Right now I am using marine-lands LED hood, set up. I love the LED's but I really want to go into some live plants. The tank is 10 gallons and if you go to the below like mine is the first one on the list.

http://www.marineland.com/uploadedFiles/Marineland/Products/SAST LED Aquarium Hoods.pdf

So, I'm pretty sure that it's not bright or strong enough to host live plants? Am I right? I'm only looking for low light, easy plants to have in my tank.

Can anybody recommend some lighting set-ups that are relatively cheap (I'm only 17, money is an object!) Keep in mind I love having a hood. Not really into the whole "Open tank" look. Thanks!

P.S. Since you guys are the experts on here If in fact those LED's are suitable for some plants please name those plants! Thanks!


----------



## Say Car Ramrod (Oct 9, 2011)

I wasnt able to open your link on my kindle but im assuming you either have the hood with leds built in or the single bright fixture that goes above the tank.

You should be able to have some different types of mosses, java fern, and annubias without a problem. Could do crypts if you have enriched substrate or use root tabs. 

P.s. you should use some sort of fertilizer to add nutrients to the water table for java fern, moss, and annubias. 

Sent from my Kindle Fire using Tapatalk


----------



## Maxhampton (Feb 6, 2012)

exactly, It is the hood with the single bright built in bar for the hood.


----------



## Jayme (Nov 27, 2011)

I have one of these http://www.aquatraders.com/LED-Freshwater-Bright-p/56202.htm on my 10 gallon.
I am growing java moss, an unknown crypt, Myriophyllum simulans, Marimo moss balls, banana plants, and dwarf hairgrass without any issue.

I do have some algae but I am leaving the lights on for 12 hours because I want to grow the algae for my snails. :icon_bigg


----------



## Coursair (Apr 16, 2011)

I use screw in CFLs. Two 10watt Marineland u-shaped bulbs. I grow lots of plants.

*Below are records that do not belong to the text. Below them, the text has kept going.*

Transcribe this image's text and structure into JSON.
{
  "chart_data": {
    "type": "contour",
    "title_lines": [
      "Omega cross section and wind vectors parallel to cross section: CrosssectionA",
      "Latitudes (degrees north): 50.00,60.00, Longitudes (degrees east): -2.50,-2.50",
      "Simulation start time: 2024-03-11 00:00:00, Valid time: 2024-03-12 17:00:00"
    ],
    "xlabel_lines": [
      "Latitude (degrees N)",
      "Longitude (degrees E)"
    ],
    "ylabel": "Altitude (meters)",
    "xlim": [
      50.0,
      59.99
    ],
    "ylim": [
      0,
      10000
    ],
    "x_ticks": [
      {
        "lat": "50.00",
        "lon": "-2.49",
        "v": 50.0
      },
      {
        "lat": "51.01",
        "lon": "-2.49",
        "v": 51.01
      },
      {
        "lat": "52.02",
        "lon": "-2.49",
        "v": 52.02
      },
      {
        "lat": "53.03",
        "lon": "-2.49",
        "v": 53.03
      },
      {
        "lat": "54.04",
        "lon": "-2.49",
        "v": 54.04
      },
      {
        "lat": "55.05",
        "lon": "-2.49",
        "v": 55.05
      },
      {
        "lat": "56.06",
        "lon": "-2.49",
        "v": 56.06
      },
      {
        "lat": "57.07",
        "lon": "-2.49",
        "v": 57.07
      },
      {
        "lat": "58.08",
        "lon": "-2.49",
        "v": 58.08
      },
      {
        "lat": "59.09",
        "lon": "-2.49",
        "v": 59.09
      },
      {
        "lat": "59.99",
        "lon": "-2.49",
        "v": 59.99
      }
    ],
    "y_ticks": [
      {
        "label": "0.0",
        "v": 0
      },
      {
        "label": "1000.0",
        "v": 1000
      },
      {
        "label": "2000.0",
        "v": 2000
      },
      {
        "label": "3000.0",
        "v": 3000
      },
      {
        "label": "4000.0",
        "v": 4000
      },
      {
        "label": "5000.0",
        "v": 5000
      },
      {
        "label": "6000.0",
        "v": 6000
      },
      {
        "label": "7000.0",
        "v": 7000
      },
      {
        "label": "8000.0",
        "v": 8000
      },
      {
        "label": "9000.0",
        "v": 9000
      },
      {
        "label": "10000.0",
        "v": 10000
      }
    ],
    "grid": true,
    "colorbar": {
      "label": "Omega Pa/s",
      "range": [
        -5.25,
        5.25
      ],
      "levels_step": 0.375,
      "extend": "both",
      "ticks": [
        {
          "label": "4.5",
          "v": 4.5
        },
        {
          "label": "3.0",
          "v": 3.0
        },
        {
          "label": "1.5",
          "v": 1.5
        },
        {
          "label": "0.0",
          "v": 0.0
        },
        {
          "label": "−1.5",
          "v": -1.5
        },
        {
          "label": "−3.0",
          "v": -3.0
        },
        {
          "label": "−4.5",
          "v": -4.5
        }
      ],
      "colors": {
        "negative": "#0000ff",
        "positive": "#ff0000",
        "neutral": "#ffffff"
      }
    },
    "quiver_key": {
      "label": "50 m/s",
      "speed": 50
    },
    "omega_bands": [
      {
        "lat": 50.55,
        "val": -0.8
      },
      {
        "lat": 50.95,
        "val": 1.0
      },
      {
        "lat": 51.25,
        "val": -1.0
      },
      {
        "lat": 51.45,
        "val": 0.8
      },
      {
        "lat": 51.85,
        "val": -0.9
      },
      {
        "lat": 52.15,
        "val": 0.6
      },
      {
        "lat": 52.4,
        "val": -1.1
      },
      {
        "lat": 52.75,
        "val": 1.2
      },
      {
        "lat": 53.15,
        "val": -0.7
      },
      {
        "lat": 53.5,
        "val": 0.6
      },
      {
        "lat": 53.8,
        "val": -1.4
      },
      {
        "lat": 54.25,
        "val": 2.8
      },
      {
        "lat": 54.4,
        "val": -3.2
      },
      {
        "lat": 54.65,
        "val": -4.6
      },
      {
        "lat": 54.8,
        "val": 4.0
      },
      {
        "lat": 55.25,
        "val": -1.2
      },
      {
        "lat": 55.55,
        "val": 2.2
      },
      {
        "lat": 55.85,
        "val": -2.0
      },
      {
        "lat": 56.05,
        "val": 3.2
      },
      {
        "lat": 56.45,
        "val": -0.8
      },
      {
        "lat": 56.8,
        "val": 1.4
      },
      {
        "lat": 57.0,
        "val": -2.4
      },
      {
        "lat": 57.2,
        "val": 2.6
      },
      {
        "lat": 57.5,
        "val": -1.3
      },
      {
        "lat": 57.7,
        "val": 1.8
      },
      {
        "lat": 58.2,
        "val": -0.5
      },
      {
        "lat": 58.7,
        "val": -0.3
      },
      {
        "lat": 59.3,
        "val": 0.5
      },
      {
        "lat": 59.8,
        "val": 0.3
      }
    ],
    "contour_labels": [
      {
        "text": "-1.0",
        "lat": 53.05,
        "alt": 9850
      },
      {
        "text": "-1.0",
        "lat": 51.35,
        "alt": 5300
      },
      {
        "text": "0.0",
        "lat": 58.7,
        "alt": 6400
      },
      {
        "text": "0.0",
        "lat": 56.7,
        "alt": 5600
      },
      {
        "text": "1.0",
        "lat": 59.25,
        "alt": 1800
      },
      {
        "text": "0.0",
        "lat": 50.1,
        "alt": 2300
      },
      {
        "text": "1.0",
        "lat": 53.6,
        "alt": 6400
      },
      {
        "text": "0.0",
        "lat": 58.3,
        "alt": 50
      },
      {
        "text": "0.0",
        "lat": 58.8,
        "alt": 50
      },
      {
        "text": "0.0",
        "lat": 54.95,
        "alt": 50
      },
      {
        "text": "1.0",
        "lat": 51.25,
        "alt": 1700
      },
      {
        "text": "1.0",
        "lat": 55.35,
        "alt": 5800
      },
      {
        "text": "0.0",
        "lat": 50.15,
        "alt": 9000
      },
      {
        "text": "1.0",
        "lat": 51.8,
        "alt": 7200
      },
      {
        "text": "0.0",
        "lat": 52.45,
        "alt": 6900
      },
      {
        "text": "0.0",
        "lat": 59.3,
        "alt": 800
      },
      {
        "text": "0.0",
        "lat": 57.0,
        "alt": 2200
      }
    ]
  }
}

I have LEDs on my other 10, it grows plants as well. I have the Archaea fixture. http://www.adana-usa.com/index.php?main_page=product_info&products_id=667








in my tanks I'm growing:

Crypt Nurii Pahang mutated 
C. wendtii
C. wendtii Mi Oya
C. pontederiifolia
C. Balansae
C. Parva 
C. lucens

Dwarf chain sword
Ludwigia repens
Myriophyllium mattagrossense 
Bacopa monnieri
Dwarf tiger lotus lily
Lots of different mosses
Java Fern (reg, trident, and narrow leaf)
Anubias
Amazon Sword
And others


----------



## Maxhampton (Feb 6, 2012)

Coursair, Loving the LED tank, That's exactly what I want. I have a question regarding the driftwood you have in the tank. Where did you get it?


----------



## Maxhampton (Feb 6, 2012)

bump


----------



## Say Car Ramrod (Oct 9, 2011)

i wouldn't really bother swapping out your light since there's a lot of cool stuff you can do with low light plants and you can always put the money you save towards more plants or better substrate and fertilizers


----------



## jersysman (Jan 7, 2007)

I have this exact tank and I swamped out the hood for a glass top and an incandescent light strip. I screwed in two 13-watt CFL bulbs 6700k and haven't looked back.


----------